Entrambe bionde, più o meno coetanee, turbo-renziane e ancor più
anti-grilline.
La Fusani, come subito si intuisce, patisce già un
problema: è derivativa. È salita sul carro del niente, cioè del
renzismo, quando c’era già troppa gente. Quindi la notano in pochi. In
più è così diversamente pungente da apparire sempre una Rondolino in
diesis minore, o una Meli che non ce l’ha fatta a essere Meli: e questo,
lo capite bene, è un destino terribile. Attenti, però: Lady Fusani non è
sempre stata così. Un tempo ormai lontano era firma di punta di
Repubblica e sapeva fare il suo lavoro.
Certo, allora riteneva
intoccabile D’Alema (oggi lo lapiderebbe) e insopportabile Berlusconi
(oggi tutto sommato le piace), ma scriveva anche bei pezzi: sulla
“cricca”, sulla P3, sulle papi girls.

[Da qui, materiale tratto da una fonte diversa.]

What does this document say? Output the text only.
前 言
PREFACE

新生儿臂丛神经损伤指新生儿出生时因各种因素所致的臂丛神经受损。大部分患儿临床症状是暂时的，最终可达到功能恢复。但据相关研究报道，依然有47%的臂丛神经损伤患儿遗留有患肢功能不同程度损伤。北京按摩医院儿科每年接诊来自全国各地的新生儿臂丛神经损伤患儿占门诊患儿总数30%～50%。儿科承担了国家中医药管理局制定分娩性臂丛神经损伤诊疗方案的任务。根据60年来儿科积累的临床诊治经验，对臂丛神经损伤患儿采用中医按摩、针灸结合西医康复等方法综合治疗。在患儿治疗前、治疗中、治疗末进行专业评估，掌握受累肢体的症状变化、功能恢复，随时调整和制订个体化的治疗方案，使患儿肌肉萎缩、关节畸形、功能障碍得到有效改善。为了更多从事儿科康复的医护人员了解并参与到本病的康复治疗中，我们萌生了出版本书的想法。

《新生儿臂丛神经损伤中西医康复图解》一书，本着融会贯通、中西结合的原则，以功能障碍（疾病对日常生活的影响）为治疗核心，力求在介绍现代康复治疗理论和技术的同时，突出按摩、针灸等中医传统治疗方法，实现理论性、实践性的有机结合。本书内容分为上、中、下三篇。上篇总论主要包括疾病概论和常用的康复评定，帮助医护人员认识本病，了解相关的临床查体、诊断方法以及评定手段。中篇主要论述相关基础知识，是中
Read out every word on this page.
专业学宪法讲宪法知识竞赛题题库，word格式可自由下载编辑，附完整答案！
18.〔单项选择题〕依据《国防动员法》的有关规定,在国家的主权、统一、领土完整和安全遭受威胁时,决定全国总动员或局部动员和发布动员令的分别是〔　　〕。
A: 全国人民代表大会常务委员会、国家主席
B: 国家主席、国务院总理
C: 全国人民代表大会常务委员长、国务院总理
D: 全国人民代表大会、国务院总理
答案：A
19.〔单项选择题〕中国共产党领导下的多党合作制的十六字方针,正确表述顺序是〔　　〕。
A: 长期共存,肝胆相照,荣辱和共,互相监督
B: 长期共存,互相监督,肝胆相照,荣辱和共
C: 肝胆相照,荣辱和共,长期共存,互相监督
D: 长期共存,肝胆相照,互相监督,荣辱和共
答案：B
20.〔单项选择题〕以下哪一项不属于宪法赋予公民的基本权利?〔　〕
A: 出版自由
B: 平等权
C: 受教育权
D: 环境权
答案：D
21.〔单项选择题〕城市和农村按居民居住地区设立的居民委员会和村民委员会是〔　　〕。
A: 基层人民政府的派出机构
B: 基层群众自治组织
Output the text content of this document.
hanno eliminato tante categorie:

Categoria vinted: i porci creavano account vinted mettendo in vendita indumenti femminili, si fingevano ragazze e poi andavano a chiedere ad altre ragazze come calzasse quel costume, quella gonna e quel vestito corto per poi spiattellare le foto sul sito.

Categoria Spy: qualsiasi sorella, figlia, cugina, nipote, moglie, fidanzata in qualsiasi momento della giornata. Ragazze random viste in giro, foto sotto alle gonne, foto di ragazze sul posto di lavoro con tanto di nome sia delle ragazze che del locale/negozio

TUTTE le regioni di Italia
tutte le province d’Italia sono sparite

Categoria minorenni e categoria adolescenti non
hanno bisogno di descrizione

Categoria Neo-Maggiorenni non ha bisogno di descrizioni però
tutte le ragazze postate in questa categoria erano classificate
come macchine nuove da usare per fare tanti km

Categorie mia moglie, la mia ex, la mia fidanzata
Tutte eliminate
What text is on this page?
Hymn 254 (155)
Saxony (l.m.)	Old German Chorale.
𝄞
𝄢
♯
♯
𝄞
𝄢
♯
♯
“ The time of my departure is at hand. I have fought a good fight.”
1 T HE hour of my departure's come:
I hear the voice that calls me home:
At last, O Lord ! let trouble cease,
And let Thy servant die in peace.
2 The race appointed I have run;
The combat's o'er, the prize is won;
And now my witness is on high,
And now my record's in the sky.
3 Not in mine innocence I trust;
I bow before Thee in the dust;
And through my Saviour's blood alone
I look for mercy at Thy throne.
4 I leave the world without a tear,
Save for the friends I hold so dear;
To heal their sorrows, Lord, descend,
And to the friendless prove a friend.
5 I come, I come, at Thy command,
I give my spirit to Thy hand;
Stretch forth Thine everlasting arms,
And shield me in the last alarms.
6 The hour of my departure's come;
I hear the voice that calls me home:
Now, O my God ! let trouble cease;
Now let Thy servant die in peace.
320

Sul G8, sulla liberazione di
Clementina Cantoni. Poi arriva la storiaccia Abu Omar, che travolge i
vertici del Sismi: il capo Nicolò Pollari, i due funzionari Marco
Mancini e Gustavo Pignero. Il Sismi si era creato un giro di fonti
giornalistiche per spiare (anche) le firme sgradite. La spia più famosa
era Renato Farina. Ma non c’era solo Farina. Giornalettismo riassume
così: “A fungere da informatori, oltre all’agente Betulla, sono stati,
per un certo periodo, anche due giornalisti di Repubblica: ovvero,
proprio Luca Fazzo e Claudia Fusani. Come si evince dalle
intercettazioni i due hanno intrattenuto rapporti con Mancini – e fin
qui nulla di male – ma gli hanno anche inviato via fax una serie di
articoli della coppia Bonini-D’Avanzo che raccontavano le magagne del
Sismi”. Ovviamente, quando la cosa si sa, gli spiati e Repubblica non ci
rimangono bene.
Fazzo viene licenziato in tronco, la Fusani (che
“ammette tutto e spiega che ha agito in questa maniera per preservarsi
la fonte Mancini”, ricorda Giornalettismo) viene relegata al sito della
testata. Poi passa a L’Unità su invito della neo-direttrice Concita De
Gregorio. Si reinventa pure (simpatica) critica letteraria per Marzullo.
Poi, mentre il quotidiano fondato da Gramsci e ammazzato da Renzi
agonizza, arriva la folgorazione sulla via della faina guizzante di
Rignano.
Da allora la Fusani funge come pretoriana di seconda
fila: se la Meli è la Santanchè di Renzi, la Fusani è la Biancofiore
qualsiasi del primo Gozi che passa. Le siamo vicini. Ogni tanto però sa
dare spettacolo anche lei. Giorni fa, a Coffee Break, ha ribadito che il
caso Consip non esiste: se quel caso avesse riguardato la Raggi,
avrebbe come minimo evocato l’intervento della Wehrmacht sulle note di
Farinetti. Poi – e qui si è tinta davvero di leggenda – ha accusato il
collega Francesco Verderami di avere una voce sgradevole. Ecco: la
Fusani che attacca un altro perché ha l’ugola stridula è come Giovanardi
che accusa la Lorenzin di essere bigotta. Oltre la logica, oltre il
buon senso, oltre il ridicolo.
Tutte cose di cui la Fusani, ultimamente, non pare tenere granché di conto.